Les habitués du Théâtre-Français de New-York ont écrit au directeur, M. Grau, la lettre suivante :
« New-York, 8 mars 1869.
« Cher Monsieur,
« Nous ne voulons pas que la campagne actuelle se termine, sans vous offrir un témoignage de notre gratitude pour l’énergie et l’habileté déployées par vous dans la direction du Théâtre-Français.
« Vous avez fait représenter les œuvres des auteurs les plus populaires du jour, avec un luxe inconnu dans ce pays. Vous avez remanié le théâtre à vos frais, de façon à en faire non-seulement une des salles les plus agréables de la ville, mais une des plus sûres.
« Tous ces efforts sont aussi vivement appréciés par le public que par nous.
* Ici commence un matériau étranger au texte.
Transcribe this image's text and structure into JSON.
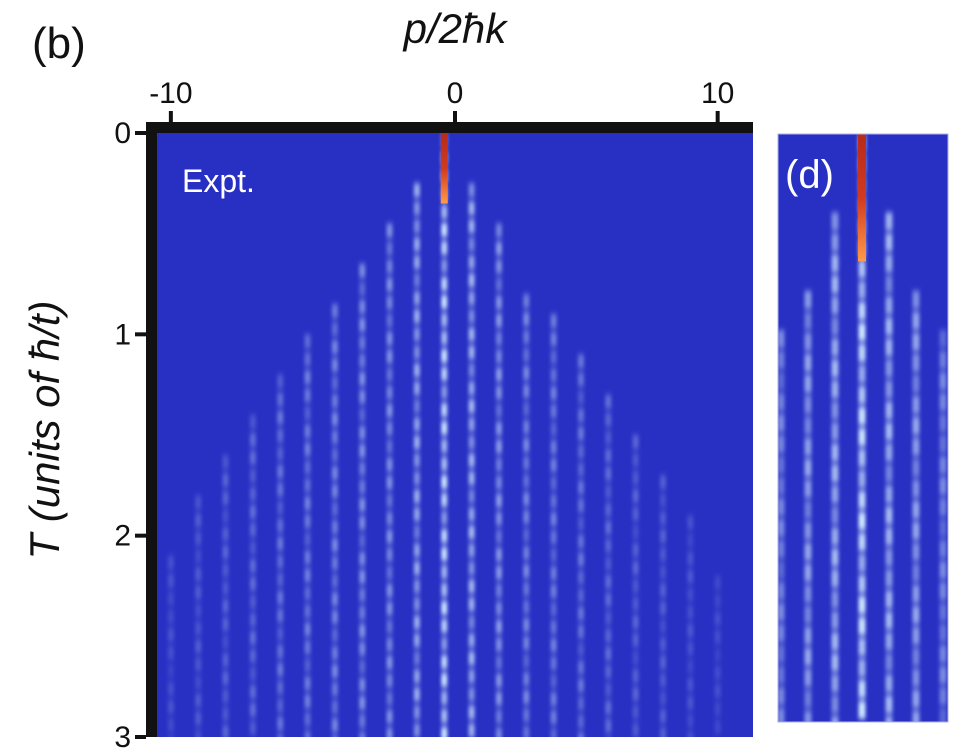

C’est pour les reconnaître que nous désirons vous offrir, sous la forme substantielle d’un bénéfice qui aura lieu le jour que vous indiquerez, un témoignage de notre estime.
« Agréez, etc.
M. Grau a répondu
« Messieurs,
« J’ai l’honneur de vous accuser réception de votre lettre si flatteuse du 8 courant, m’offrant une représentation à mon bénéfice en témoignage de votre appréciation des efforts faits par moi pour assurer au Théâtre-Français une position exceptionnelle.
« Laissez-moi vous remercier sincèrement de vos éloges, et soyez assurés de mon unique ambition sera de mériter votre estime.
« Bien qu’il soit contre mes principes d’accepter des bénéfices, je ne saurais refuser le témoignage de gratitude qui m’est offert si généreusement par les habitués du Théâtre-Français et qui sera toujours pour moi un très agréable souvenir.
« Je choisis, en conséquence, le lundi de Pâques, 29 mars, pour le jour de la représentation à mon bénéfice, et, à cette occasion, j’aurai l’honneur de faire représenter, pour la première fois, en Amérique, la Vie Parisienne d’Offenbach.
« Croyez-moi, monsieur, etc.
« J. GRAU. »
M. Grau donnera à New-York huit représentations de la Vie Parisienne, qu’il intitule Nuits d’adieu, pendant lesquelles les entrées de faveur seront généralement suspendues, exceptés pour les journalistes.
Ces Yankees comprennent les égards qu’on doit à la presse ; quelques directeurs parisiens feraient bien d’aller à leur école.
On va jouer aux Bouffes, deux petites pièces en un acte qui ne paraîtront sur l’affiche que les dimanches, jours où l’on ne donne pas la Diva, Offenbach ayant un traité qui interdit à M. Noriac, le droit de ne faire accompagner sa pièce que d’un lever de rideau de lui.
Histoire de toucher tous les droits de la soirée, et je comprends cela, la Diva faisant toujours le maximum des recettes.
François Oswald.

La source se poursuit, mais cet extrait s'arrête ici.